Moreover, the correlation between the data of two stations generally decreases as the distance and the altitude difference between them increase. Therefore, the parameters Max. Distance and Max. Elevation Diff. allow to specify thresholds for the distance and altitude difference. Neighboring stations exceeding either one of these thresholds will not be used to fill the gaps in the dataset of the selected station. The default values for the distance and altitude difference are set to 100 km and 350 m, respectively, based on values found in the literature (Simolo et al., 2010; Tronci et al., 1986; Xia et al., 1999). The horizontal distances and elevation differences calculated between the selected station and its neighbors are shown in the table to the right, alongside the correlation coefficients. The values that exceed their corresponding threshold are shown in red.
5.5.2. Regression Model¶
It is possible to select whether the MLR model is generated using a Ordinary Least Squares (OLS) or a Least Absolute Deviations (LAD) criteria from the Regression Model section shown in Fig. 5.6. A regression based on a LAD is more robust to outliers than a regression based on a OLS, but is more expensive in computation time.
5.5.3. Advanced Settings¶
It is possible to automatically estimate and add the daily Potential
Evapotranspiration (PET) to the output data file (.out
) produced at
the end of the gapfilling procedure of the selected station.
This option is enabled by checking the Add PET to data file option
in the section Advanced Settings shown in Fig. 5.7.
The daily PET is estimated with a method adapted from Thornthwaite (1948), using the daily
mean air temperature time series of the selected station.
Alternatively, it is possible to add manually the PET retrospectively to an
existing .out
file by clicking on the icon.
The Full Error Analysis option can be checked to perform a cross-validation resampling analysis during the gapfilling procedure.
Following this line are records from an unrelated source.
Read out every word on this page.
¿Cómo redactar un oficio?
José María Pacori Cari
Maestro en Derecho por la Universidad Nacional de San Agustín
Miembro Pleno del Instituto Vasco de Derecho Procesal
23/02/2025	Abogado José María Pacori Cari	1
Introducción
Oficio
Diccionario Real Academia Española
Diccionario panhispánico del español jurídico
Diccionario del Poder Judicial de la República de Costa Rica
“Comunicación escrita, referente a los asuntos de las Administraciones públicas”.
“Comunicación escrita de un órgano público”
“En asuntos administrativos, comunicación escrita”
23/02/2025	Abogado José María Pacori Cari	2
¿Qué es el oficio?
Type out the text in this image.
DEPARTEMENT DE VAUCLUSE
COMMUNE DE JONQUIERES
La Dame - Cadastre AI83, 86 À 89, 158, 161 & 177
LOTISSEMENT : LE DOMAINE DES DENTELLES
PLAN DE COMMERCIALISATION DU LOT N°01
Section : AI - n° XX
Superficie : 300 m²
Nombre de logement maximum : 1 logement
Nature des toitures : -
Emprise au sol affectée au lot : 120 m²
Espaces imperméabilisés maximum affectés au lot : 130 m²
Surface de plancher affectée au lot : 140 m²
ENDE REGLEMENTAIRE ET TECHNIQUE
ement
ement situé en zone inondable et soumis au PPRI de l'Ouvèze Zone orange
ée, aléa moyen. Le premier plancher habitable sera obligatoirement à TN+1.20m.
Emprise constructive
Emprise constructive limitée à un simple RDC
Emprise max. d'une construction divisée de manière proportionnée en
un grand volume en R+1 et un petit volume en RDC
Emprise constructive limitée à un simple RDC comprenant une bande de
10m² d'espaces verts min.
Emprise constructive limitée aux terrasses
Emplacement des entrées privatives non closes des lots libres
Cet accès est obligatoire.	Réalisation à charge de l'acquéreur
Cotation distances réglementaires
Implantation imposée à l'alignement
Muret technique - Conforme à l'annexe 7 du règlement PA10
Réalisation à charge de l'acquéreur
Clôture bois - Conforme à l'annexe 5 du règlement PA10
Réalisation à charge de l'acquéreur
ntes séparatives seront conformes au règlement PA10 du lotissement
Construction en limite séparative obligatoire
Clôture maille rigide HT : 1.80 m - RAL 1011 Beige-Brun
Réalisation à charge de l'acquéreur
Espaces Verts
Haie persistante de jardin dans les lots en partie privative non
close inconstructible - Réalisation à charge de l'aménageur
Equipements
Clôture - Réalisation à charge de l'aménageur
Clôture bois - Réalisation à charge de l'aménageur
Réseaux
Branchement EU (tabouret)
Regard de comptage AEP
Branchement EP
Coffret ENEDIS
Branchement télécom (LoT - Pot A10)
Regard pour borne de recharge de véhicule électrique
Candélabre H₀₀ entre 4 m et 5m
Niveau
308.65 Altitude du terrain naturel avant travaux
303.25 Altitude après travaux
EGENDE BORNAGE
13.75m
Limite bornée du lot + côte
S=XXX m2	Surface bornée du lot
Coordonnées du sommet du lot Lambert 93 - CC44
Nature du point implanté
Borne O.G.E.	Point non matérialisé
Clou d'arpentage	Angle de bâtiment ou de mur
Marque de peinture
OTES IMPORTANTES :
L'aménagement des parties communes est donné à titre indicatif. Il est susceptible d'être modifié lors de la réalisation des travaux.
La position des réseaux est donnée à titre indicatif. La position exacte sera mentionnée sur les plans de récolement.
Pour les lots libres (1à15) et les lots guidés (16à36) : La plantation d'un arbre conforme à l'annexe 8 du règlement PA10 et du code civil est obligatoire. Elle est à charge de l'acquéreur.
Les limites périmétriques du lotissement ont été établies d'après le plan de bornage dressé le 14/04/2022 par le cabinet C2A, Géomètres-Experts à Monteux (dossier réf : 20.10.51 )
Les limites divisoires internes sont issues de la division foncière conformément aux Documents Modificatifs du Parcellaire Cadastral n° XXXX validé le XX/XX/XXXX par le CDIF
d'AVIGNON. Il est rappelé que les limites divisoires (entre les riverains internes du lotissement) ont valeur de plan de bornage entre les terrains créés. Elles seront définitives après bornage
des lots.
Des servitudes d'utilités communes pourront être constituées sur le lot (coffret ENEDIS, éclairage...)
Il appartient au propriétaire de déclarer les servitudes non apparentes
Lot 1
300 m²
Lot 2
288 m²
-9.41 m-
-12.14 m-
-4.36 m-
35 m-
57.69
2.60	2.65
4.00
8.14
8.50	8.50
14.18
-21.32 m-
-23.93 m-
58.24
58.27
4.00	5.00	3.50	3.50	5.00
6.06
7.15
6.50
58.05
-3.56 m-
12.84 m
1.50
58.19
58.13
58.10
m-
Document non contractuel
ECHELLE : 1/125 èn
The results from this analysis can be used afterward to estimate the accuracy of the method. This option is discussed in more details in Section 5.6.
Finally, the format (pdf or svg) and the language (English or French) of the figures that are automatically produced by GWHAT after a dataset has been sucessfully gapfilled (see Fig. 5.4 and Fig. 5.8) can be selected from the Figure output format and Figure labels language menus.
5.6. Uncertainty Assessment¶
By default, each time a new MLR model is generated to estimate a missing value
in the dataset of the selected station, the model is also used to predict the values
in the dataset that are not missing. The accuracy of the MLR model is then approximated
by computing a Root-Mean-Square Error (RMSE) between the values estimated with the model
and the respective non-missing observations in the dataset of the selected station.
The RMSE thus calculated is saved, along with the estimated value, in the .log
file.
When the Full Error Analysis option in the Advanced Settings section is checked, GWHAT will also perform a cross-validation resampling procedure to estimate the accuracy of the model, in addition to fill the gaps in the dataset. More specifically, the procedure consists in estimating alternately a weather data value for each day of the selected station’s dataset, even for days for which data are not missing.
When a value for every day of the dataset has thus been estimated,
the estimated values are saved in the Output
folder as a csv file with a
.err
, along with the .log
and .out
files as described in
Section 5.3. The accuracy of the method can then be estimated
by computing the RMSE between the estimated weather data and the respective
non-missing observations in the original dataset of the selected station.
In addition various graphs are automatically generated by GWHAT to the performance of the method and saved in a pdf format. These graphs consist of scaterplots comparing the estimated and measured daily weather data and a plot comparing the probability density function of the original and the estimated daily precipitation series. Example of these graphs are presented in Fig. 5.8.
Note
Checking the Full Error Analysis option will increase the computation time of the gap filling procedure, especially if the least absolute deviation regression model is selected, but can provide interesting insights on the performance of the procedure for the specific datasets used for a project.